Residual herbicide strategies for awnless barnyard grass control (e.g. Dual® Gold, Flame®, Treflan® and Stomp®) applied in a range of summer crops have been noted to reduce the emergence of FTR.
FTR is predominantly a summer weed but often the first cohort of emergence occurs during the winter crop phase. Screening of registered winter crop residual herbicides for activity against spring emergences of FTR (in addition to other summer grass weeds) has been conducted for the past three seasons with encouraging activity from a range of herbicides used in either cereal or chickpea production. Residual herbicide strategies for the control of a range of both grass and broadleaf weeds (e.g. Balance®, Treflan®, Stomp®, Sakura® and Terbyne®) applied in a range of winter crops have been noted to reduce emergence of FTR.
Other tactics certainly required
Effort is continuing into determining how to ensure more consistent levels of efficacy from at-planting residual herbicides.

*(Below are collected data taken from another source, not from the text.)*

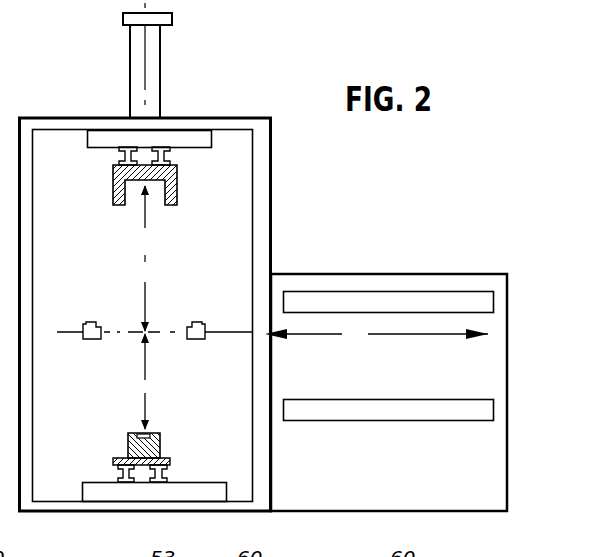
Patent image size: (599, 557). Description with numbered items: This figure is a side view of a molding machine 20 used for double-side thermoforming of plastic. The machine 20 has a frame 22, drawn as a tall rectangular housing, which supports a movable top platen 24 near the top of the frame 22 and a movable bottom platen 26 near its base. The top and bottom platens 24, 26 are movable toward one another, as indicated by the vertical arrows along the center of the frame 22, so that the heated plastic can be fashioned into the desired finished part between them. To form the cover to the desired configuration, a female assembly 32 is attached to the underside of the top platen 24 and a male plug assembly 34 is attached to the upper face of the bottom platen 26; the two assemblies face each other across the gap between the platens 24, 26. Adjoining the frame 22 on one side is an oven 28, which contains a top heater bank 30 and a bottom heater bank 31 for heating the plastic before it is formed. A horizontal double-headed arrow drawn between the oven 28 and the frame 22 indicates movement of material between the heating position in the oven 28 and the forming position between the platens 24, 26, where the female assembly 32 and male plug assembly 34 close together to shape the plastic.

The molding machine 20 is at (289, 56).
The frame 22 is at (272, 216).
The top platen 24 is at (200, 148).
The bottom platen 26 is at (187, 482).
The oven 28 is at (383, 273).
The top heater bank 30 is at (389, 318).
The bottom heater bank 31 is at (360, 421).
The female assembly 32 is at (177, 212).
The male plug assembly 34 is at (199, 404).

However in nearly all cases follow up weed management will be required. In fallow situations this often results in the need for follow up fallow applications but may allow the use of optical sprayers to limit both the area treated and cost.

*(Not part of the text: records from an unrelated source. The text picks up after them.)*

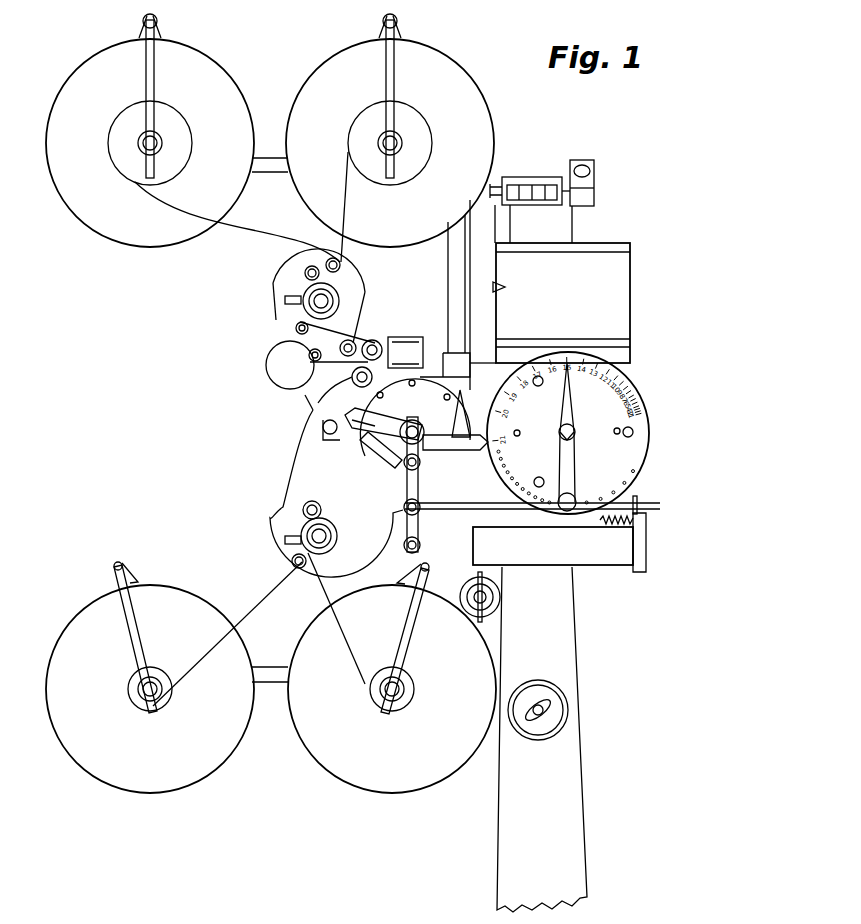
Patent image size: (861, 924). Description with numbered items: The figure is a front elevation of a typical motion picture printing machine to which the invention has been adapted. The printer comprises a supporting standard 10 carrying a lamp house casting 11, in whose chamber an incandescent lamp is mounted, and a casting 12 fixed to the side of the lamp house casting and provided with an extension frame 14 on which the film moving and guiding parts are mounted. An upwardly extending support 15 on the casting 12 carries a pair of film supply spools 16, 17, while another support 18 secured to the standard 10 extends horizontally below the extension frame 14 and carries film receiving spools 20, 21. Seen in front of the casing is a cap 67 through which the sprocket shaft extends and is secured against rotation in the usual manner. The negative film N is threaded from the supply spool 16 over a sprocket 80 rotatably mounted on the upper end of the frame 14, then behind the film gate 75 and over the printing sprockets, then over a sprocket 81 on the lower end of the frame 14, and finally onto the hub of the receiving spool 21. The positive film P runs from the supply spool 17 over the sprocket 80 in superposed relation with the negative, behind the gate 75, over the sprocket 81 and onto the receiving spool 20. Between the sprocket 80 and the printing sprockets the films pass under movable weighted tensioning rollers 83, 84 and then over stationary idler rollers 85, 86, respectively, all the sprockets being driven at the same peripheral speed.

The supporting standard 10 is at (558, 654).
The lamp house casting 11 is at (484, 367).
The casting 12 is at (434, 372).
The extension frame 14 is at (313, 475).
The upwardly extending support 15 is at (457, 274).
The film supply spool 16 is at (328, 76).
The film supply spool 17 is at (82, 87).
The support 18 is at (280, 673).
The film receiving spool 20 is at (108, 770).
The film receiving spool 21 is at (366, 778).
The cap 67 is at (424, 417).
The film gate 75 is at (317, 427).
The sprocket 80 is at (336, 297).
The sprocket 81 is at (333, 536).
The tensioning-roller 83 is at (267, 368).
The tensioning-roller 84 is at (349, 340).
The idler roller 85 is at (318, 403).
The idler roller 86 is at (375, 340).
The negative film N is at (340, 193).
The positive film P is at (167, 202).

With in-crop application we have the added benefit of crop competition but also a number of rotation crops in which Group A herbicides are registered to allow knock-down control of FTR escapes. Sorghum is still seen as the potential ‘blow out’ crop for FTR management. Although there are a range of residual herbicides used in sorghum for summer grass management, their length of activity is certainly not season long and there are currently no in-crop knock-down options to control survivors. When combined with the wide row spacings used in sorghum, this creates an environment where FTR often flourishes.
Other options that should be considered for FTR management:
- Salvage cultivation of mature plants and inter-row cultivation for crops such as sorghum when grown on wide rows
- Patch cultivation of new incursions (including manual weeding and chipping)

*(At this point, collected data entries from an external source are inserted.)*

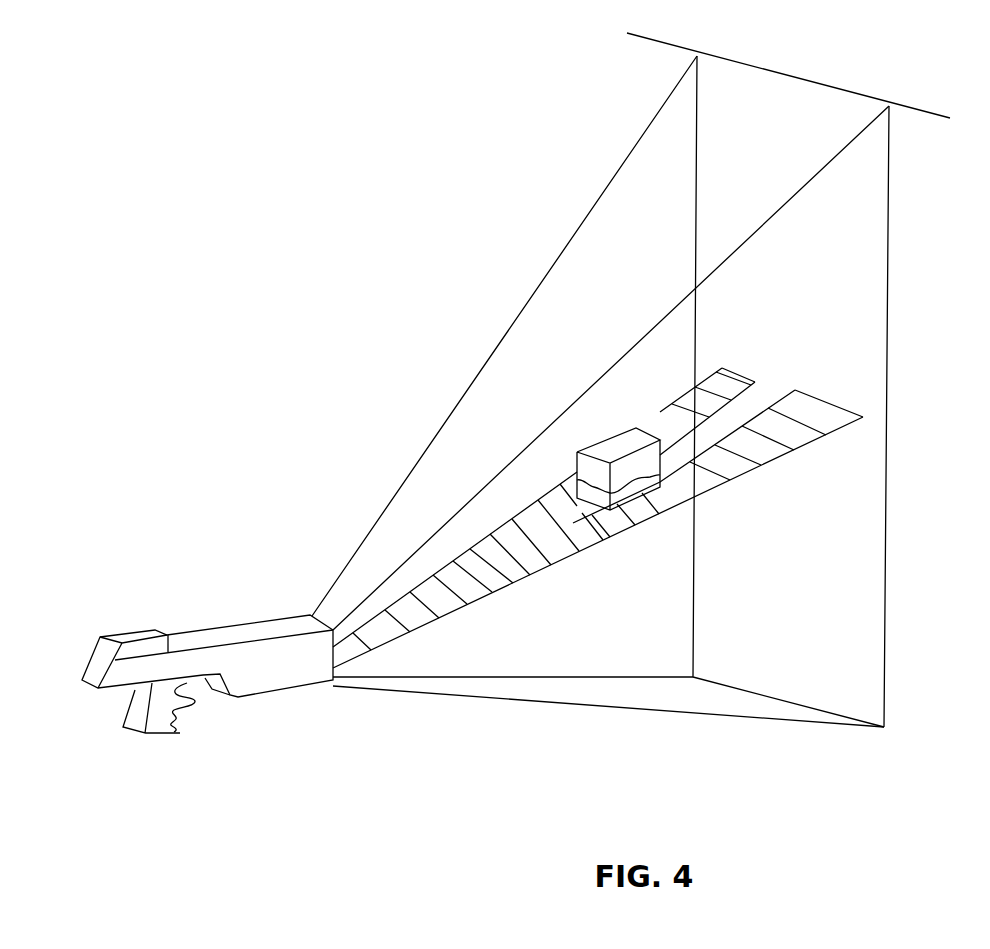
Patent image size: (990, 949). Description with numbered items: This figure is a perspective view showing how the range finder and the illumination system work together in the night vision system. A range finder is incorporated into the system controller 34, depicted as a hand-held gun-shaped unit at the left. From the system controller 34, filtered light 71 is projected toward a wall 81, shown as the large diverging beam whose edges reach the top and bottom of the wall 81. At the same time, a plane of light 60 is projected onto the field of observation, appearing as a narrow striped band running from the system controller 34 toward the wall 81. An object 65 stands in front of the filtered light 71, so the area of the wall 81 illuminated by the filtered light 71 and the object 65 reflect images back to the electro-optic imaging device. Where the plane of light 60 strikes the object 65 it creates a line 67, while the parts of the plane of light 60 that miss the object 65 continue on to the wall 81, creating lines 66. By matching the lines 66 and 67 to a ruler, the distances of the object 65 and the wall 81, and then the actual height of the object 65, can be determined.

The system controller 34 is at (214, 627).
The plane of light 60 is at (575, 523).
The object 65 is at (623, 440).
The lines 66 is at (828, 405).
The line 67 is at (590, 487).
The filtered light 71 is at (503, 332).
The wall 81 is at (888, 275).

- Residual herbicides applied to new patches after other tactics employed
- Strategic cultivation for seed burial (providing further tillage is not employed as this may simply return seeds to the soil surface)
- Burning may be a useful tool where blow outs have occurred in patches or even in larger areas
Conclusions – the role for residual herbicides
Our management issues with FTR (together with weeds such as fleabane and awnless barnyard grass) have in part stemmed from an over reliance on glyphosate in the summer fallow. To successfully manage these weeds the industry must continue to adopt a range of integrated management practices using both non herbicide measures eg:
- crop rotation
- strategic and salvage tillage
- intensive patch management for new incursions
- salvage burning
- a wider range of herbicide options (eg residual herbicides) as well as double-knock strategies
This is required to effectively manage these weeds but also to ensure we don’t lose glyphosate completely. FTR is a species that appears well suited to intensive patch management as it doesn’t appear to be as easily dispersed by wind compared to some of our other fallow weeds eg sowthistle.
Profitability is of course still paramount. The suggestion with these problem weeds is to focus on individual paddocks and adjust rotations to crops that most suit your environmental conditions but also enable the use of effective residual herbicides in the previous fallow or even in crop. Particularly for FTR, the seed bank is only short lived and two years of effective management can ensure that paddocks return to full flexibility of rotational choice.
The research undertaken as part of this project is made possible by the significant contributions of growers through both trial cooperation and the support of the GRDC, the author would like to thank them for their continued support.